Secondo Maria Furberg, una ricercatrice che sta rintracciando i focolai della ma-lattia, sembra che il parassita sia stato portato dai castori che seguono l’espansione verso nord dei salici. In casi sporadici gli spostamenti di specie animali sono un elemento benefico per alcune popolazioni: gli sgombri ad esempio, si sono spostati così a nord e ora vengono normalmente pescati dalle flotte islandesi che un tempo invece, li catturavano casualmente. «Ma aldilà delle ricadute nel bene e (soprattutto) nel male, il fatto è che quel che sta accadendo è incredibilmente sorprendente in quanto è in atto il più grande cambiamento dei sistemi ambientali che il mondo ha visto in milioni di anni a questa parte», sottolinea Pecl. I numeri parlano chiaro: uno studio su 4000 specie presenti del nostro pianeta dimostra che circa la metà sono in movimento. Quelle che vivono sulla terraferma si muovono a una media di circa 15 km per decennio, mentre le specie marine si spostano ad una velocità quattro volte superiore. Alcune singole specie poi, si trasferiscono a velocità incredibili: secondo una ricerca condotta da Camille Parmesan, dell’Università di Plymouth (Regno Unito) il merluzzo bianco e la farfalla Iride o Apatura si sono spostati verso nord a una velocità di oltre 200 chilometri al decennio. È difficile prevedere cosa succederà in futuro. Non tutte le specie infatti, si spostano allo stesso ritmo e non tutte rispondono al medesimo modo ai cambiamenti climatici. In California per esempio, alcune piante di montagna come la cicuta, stanno occupando nuove aree a quote più basse, dove le temperature sono più calde e dove i cambiamenti climatici portano maggiori precipitazioni nelle valli che un tempo erano asciutte.

Ancora tutta da capire è la conseguenza della nascita di nuove specie ibride, in particolare riguardo a rospi, squali, farfalle, orsi e trote, risultato di razze diverse che sono venute a contatto.
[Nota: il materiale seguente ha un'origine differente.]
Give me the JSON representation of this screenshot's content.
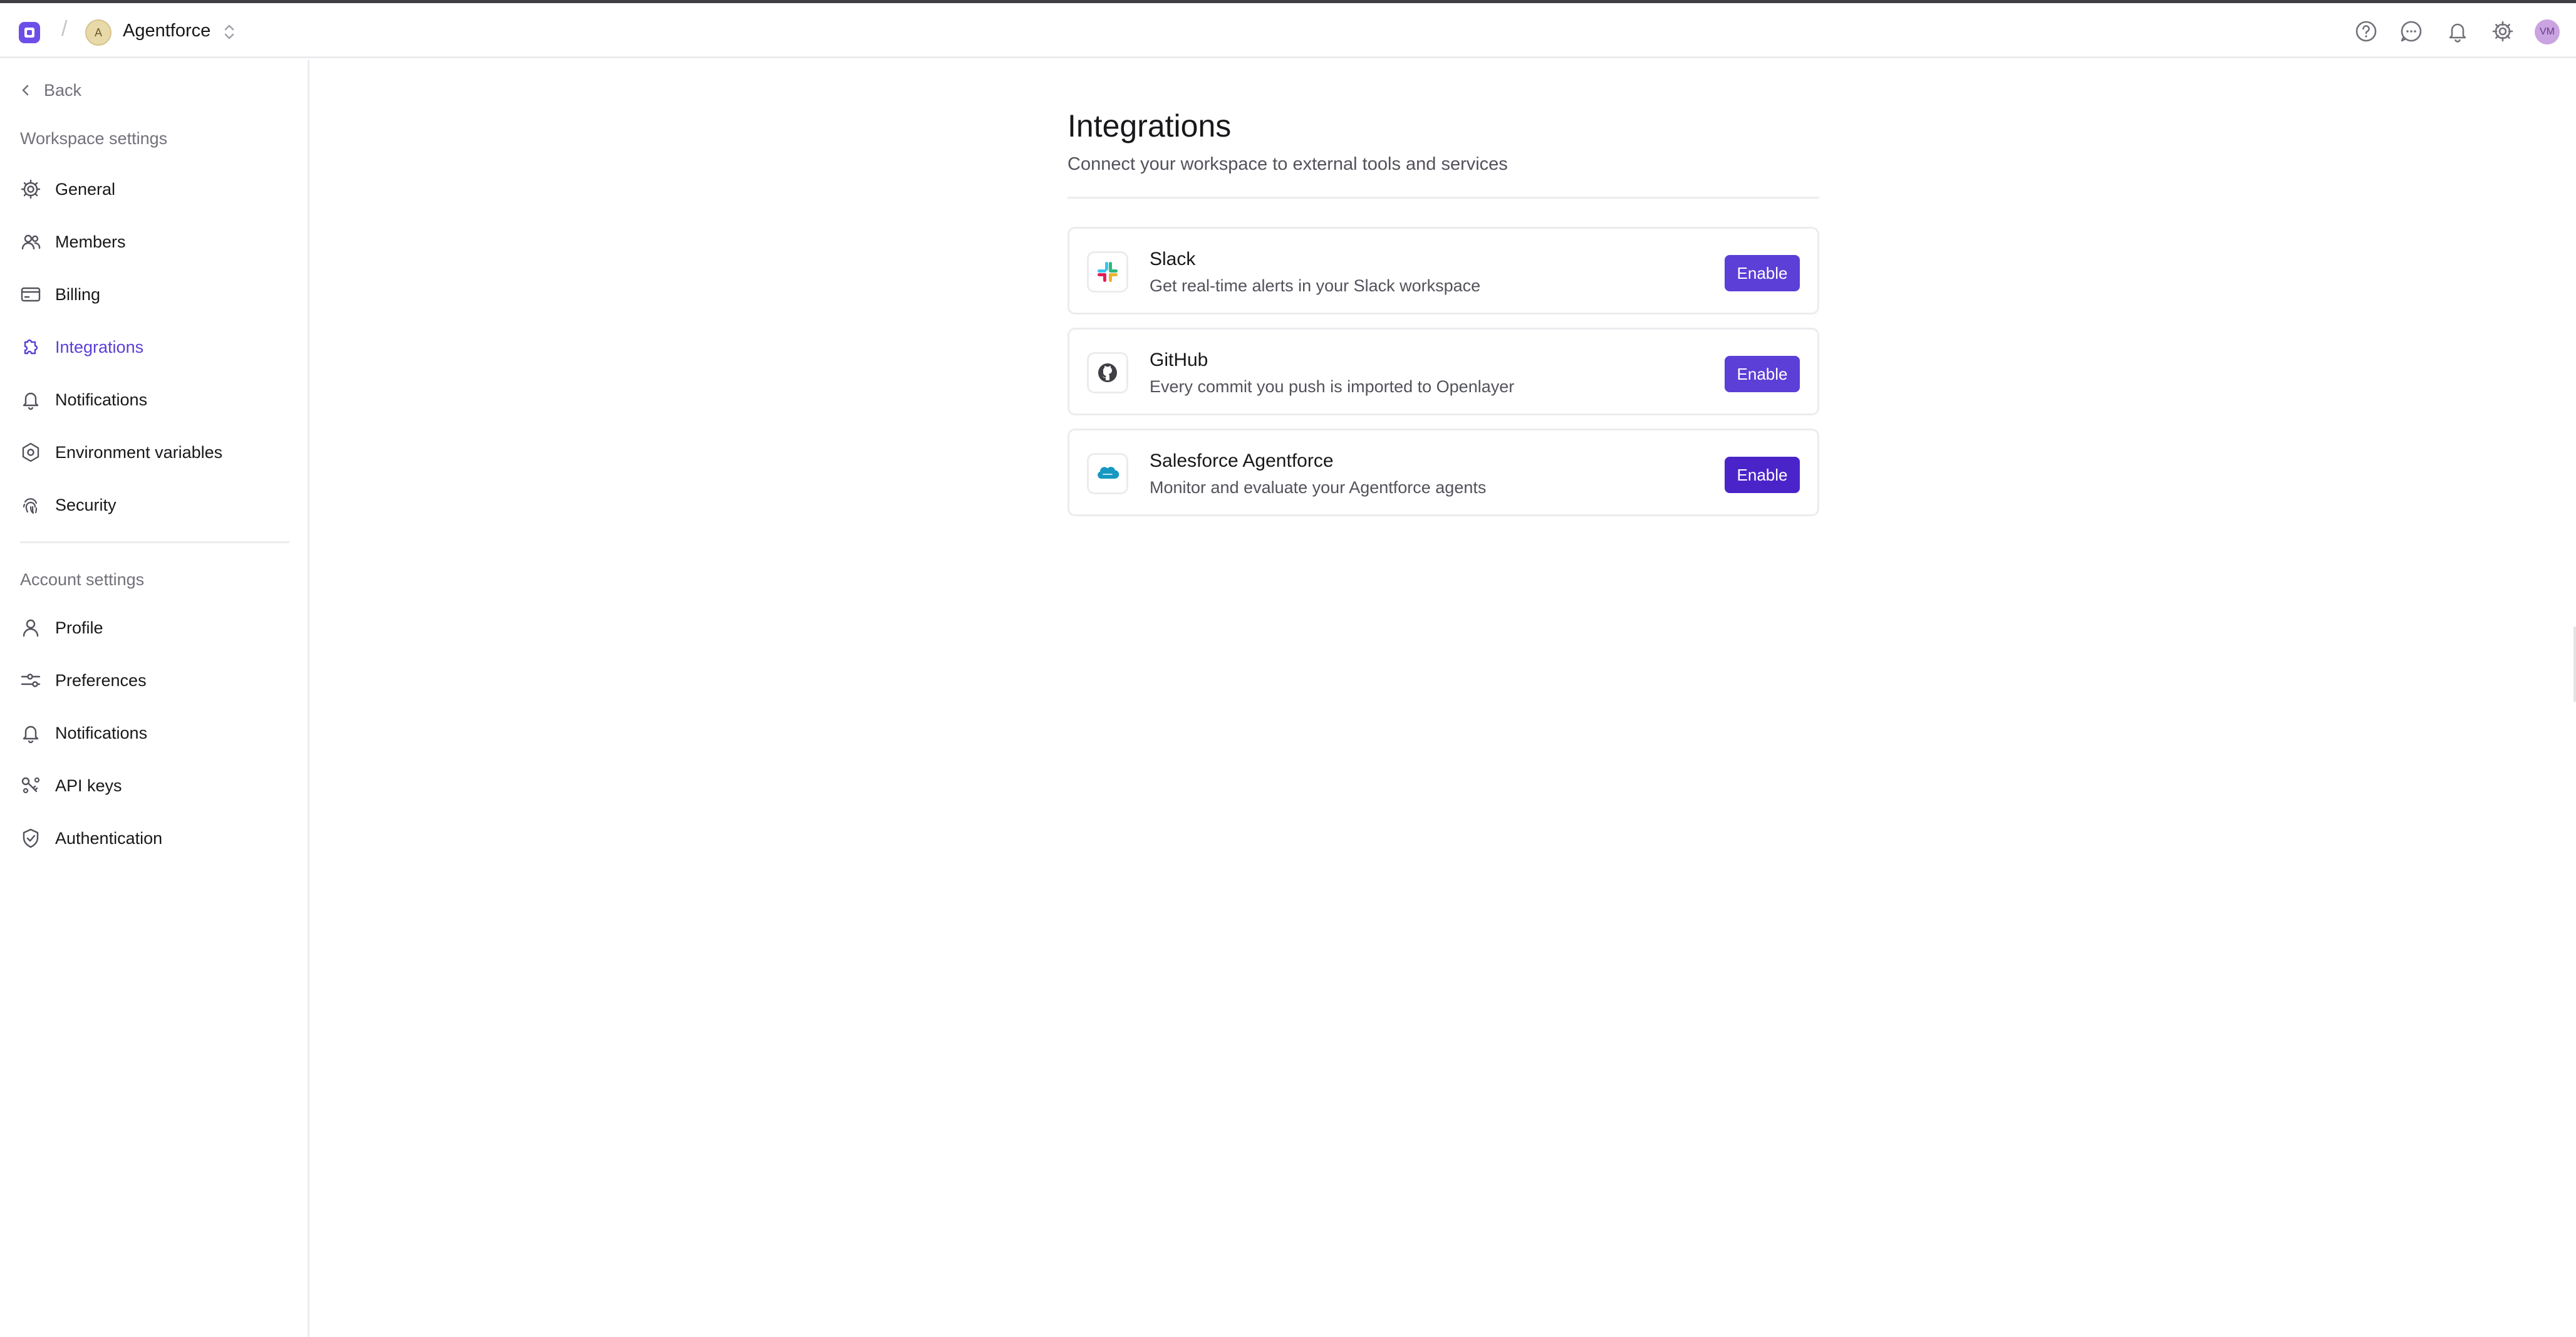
{
  "topbar": {
    "workspace_initial": "A",
    "workspace_name": "Agentforce",
    "separator": "/",
    "user_initials": "VM"
  },
  "sidebar": {
    "back_label": "Back",
    "workspace_section": "Workspace settings",
    "workspace_items": [
      {
        "label": "General",
        "icon": "gear-icon"
      },
      {
        "label": "Members",
        "icon": "users-icon"
      },
      {
        "label": "Billing",
        "icon": "credit-card-icon"
      },
      {
        "label": "Integrations",
        "icon": "puzzle-icon",
        "active": true
      },
      {
        "label": "Notifications",
        "icon": "bell-icon"
      },
      {
        "label": "Environment variables",
        "icon": "hexagon-cog-icon"
      },
      {
        "label": "Security",
        "icon": "fingerprint-icon"
      }
    ],
    "account_section": "Account settings",
    "account_items": [
      {
        "label": "Profile",
        "icon": "user-icon"
      },
      {
        "label": "Preferences",
        "icon": "sliders-icon"
      },
      {
        "label": "Notifications",
        "icon": "bell-icon"
      },
      {
        "label": "API keys",
        "icon": "key-icon"
      },
      {
        "label": "Authentication",
        "icon": "shield-check-icon"
      }
    ]
  },
  "main": {
    "title": "Integrations",
    "subtitle": "Connect your workspace to external tools and services",
    "integrations": [
      {
        "name": "Slack",
        "description": "Get real-time alerts in your Slack workspace",
        "button": "Enable",
        "icon": "slack-icon"
      },
      {
        "name": "GitHub",
        "description": "Every commit you push is imported to Openlayer",
        "button": "Enable",
        "icon": "github-icon"
      },
      {
        "name": "Salesforce Agentforce",
        "description": "Monitor and evaluate your Agentforce agents",
        "button": "Enable",
        "icon": "salesforce-icon"
      }
    ]
  },
  "colors": {
    "accent": "#5b3fd6",
    "accent_dark": "#4a24c9",
    "border": "#ececef",
    "muted_text": "#71717a"
  }
}
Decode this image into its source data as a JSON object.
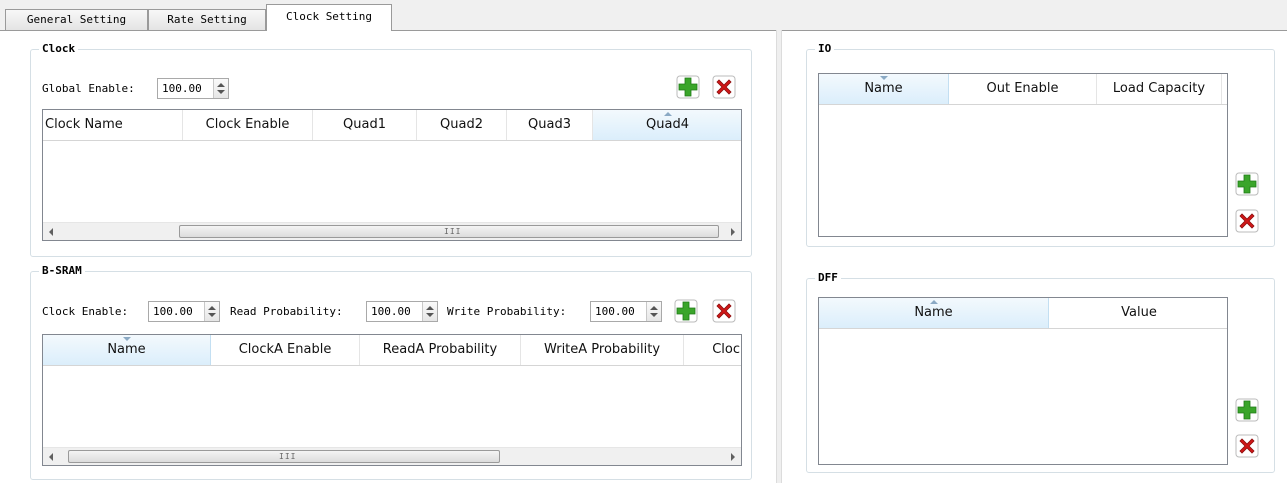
{
  "tabs": [
    {
      "label": "General Setting"
    },
    {
      "label": "Rate Setting"
    },
    {
      "label": "Clock Setting",
      "active": true
    }
  ],
  "clock": {
    "title": "Clock",
    "global_enable_label": "Global Enable:",
    "global_enable_value": "100.00",
    "columns": [
      "Clock Name",
      "Clock Enable",
      "Quad1",
      "Quad2",
      "Quad3",
      "Quad4"
    ],
    "sorted_column": "Quad4",
    "rows": []
  },
  "bsram": {
    "title": "B-SRAM",
    "clock_enable_label": "Clock Enable:",
    "clock_enable_value": "100.00",
    "read_prob_label": "Read Probability:",
    "read_prob_value": "100.00",
    "write_prob_label": "Write Probability:",
    "write_prob_value": "100.00",
    "columns": [
      "Name",
      "ClockA Enable",
      "ReadA Probability",
      "WriteA Probability",
      "Cloc"
    ],
    "sorted_column": "Name",
    "rows": []
  },
  "io": {
    "title": "IO",
    "columns": [
      "Name",
      "Out Enable",
      "Load Capacity"
    ],
    "sorted_column": "Name",
    "rows": []
  },
  "dff": {
    "title": "DFF",
    "columns": [
      "Name",
      "Value"
    ],
    "sorted_column": "Name",
    "rows": []
  },
  "icons": {
    "add": "add-plus-icon",
    "remove": "remove-x-icon",
    "add_color": "#3aa52a",
    "remove_color": "#d01818"
  }
}
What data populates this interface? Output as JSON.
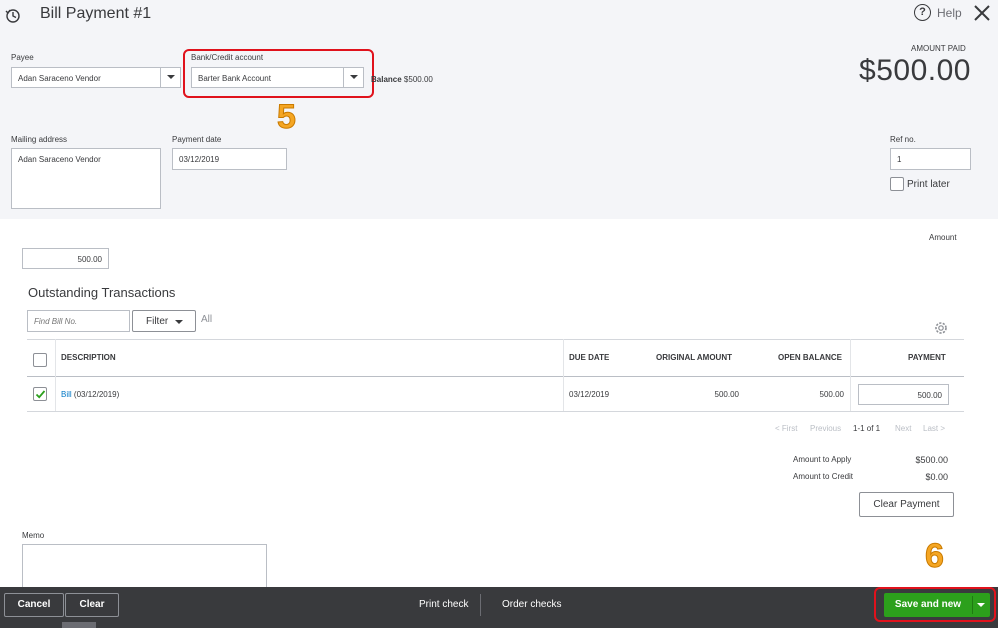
{
  "header": {
    "title": "Bill Payment",
    "number": "#1",
    "help_label": "Help"
  },
  "form": {
    "payee_label": "Payee",
    "payee_value": "Adan Saraceno Vendor",
    "bank_label": "Bank/Credit account",
    "bank_value": "Barter Bank Account",
    "balance_label": "Balance",
    "balance_value": "$500.00",
    "amount_paid_label": "AMOUNT PAID",
    "amount_paid_value": "$500.00",
    "mailing_label": "Mailing address",
    "mailing_value": "Adan Saraceno Vendor",
    "payment_date_label": "Payment date",
    "payment_date_value": "03/12/2019",
    "ref_label": "Ref no.",
    "ref_value": "1",
    "print_later_label": "Print later",
    "amount_label": "Amount",
    "amount_value": "500.00"
  },
  "annotations": {
    "step5": "5",
    "step6": "6"
  },
  "transactions": {
    "title": "Outstanding Transactions",
    "find_placeholder": "Find Bill No.",
    "filter_label": "Filter",
    "all_label": "All",
    "columns": {
      "description": "DESCRIPTION",
      "due_date": "DUE DATE",
      "original_amount": "ORIGINAL AMOUNT",
      "open_balance": "OPEN BALANCE",
      "payment": "PAYMENT"
    },
    "rows": [
      {
        "desc_link": "Bill",
        "desc_rest": "(03/12/2019)",
        "due_date": "03/12/2019",
        "original_amount": "500.00",
        "open_balance": "500.00",
        "payment": "500.00"
      }
    ],
    "pager": {
      "first": "< First",
      "previous": "Previous",
      "range": "1-1 of 1",
      "next": "Next",
      "last": "Last >"
    }
  },
  "summary": {
    "apply_label": "Amount to Apply",
    "apply_value": "$500.00",
    "credit_label": "Amount to Credit",
    "credit_value": "$0.00",
    "clear_payment": "Clear Payment"
  },
  "memo": {
    "label": "Memo",
    "value": ""
  },
  "footer": {
    "cancel": "Cancel",
    "clear": "Clear",
    "print_check": "Print check",
    "order_checks": "Order checks",
    "save_new": "Save and new"
  },
  "colors": {
    "primary_green": "#2ca01c",
    "link_blue": "#0077c5",
    "highlight_red": "#e0121c",
    "step_orange": "#f5a623"
  }
}
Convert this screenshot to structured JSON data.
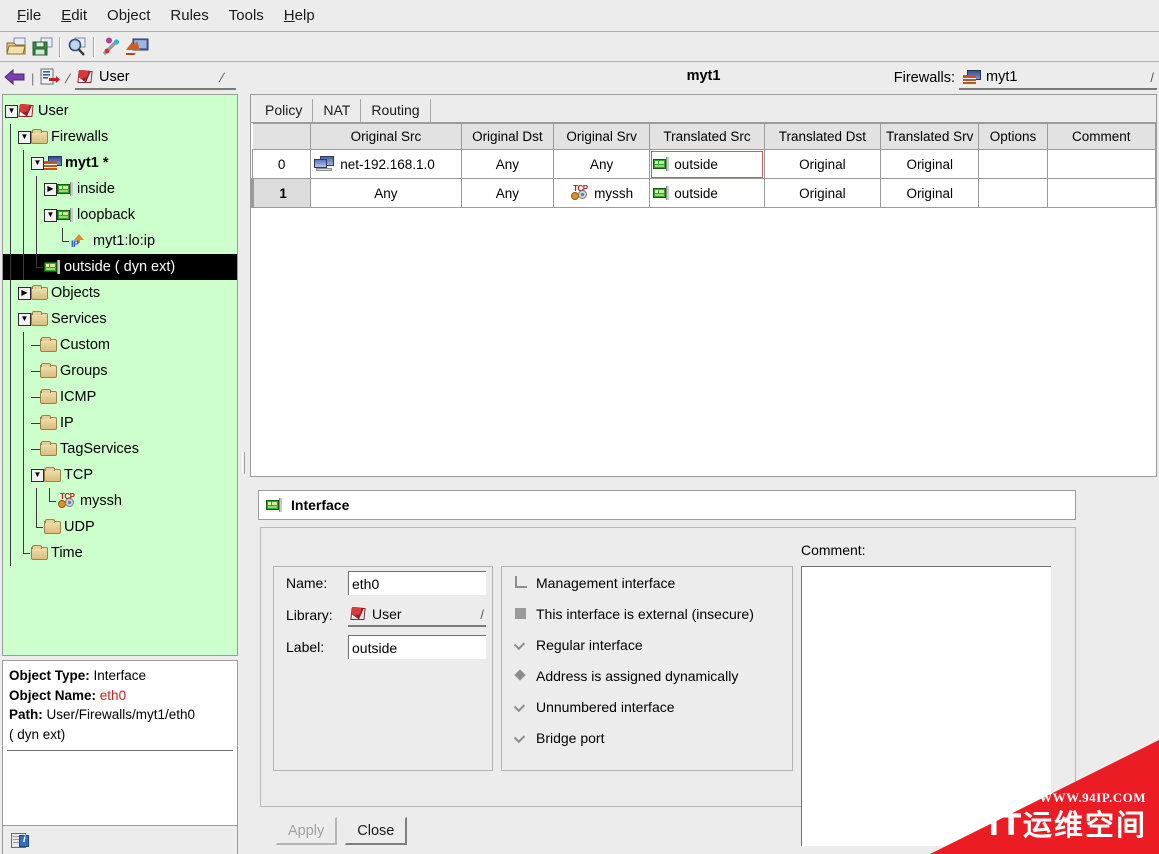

Altre invece, sono minacciate dal dipanarsi delle relazioni ecologiche. Un esempio è ciò che subisce il piovanello maggiore (Calidris canutus), un uccello che migra dai tropici all’Artide ogni primavera per riprodursi e qui si nutre di insetti. Poiché le nevi artiche si fondono sempre prima le uova degli insetti si schiudono in anticipo rispetto all’arrivo degli uccelli che rimangono così senza il loro cibo primario. Allo stesso modo nella Groenlandia occidentale il tasso di mortalità dei giovani caribù è in aumento perché le piante di cui si nutrono le madri durante il periodo di gestazione sono sempre meno abbondanti.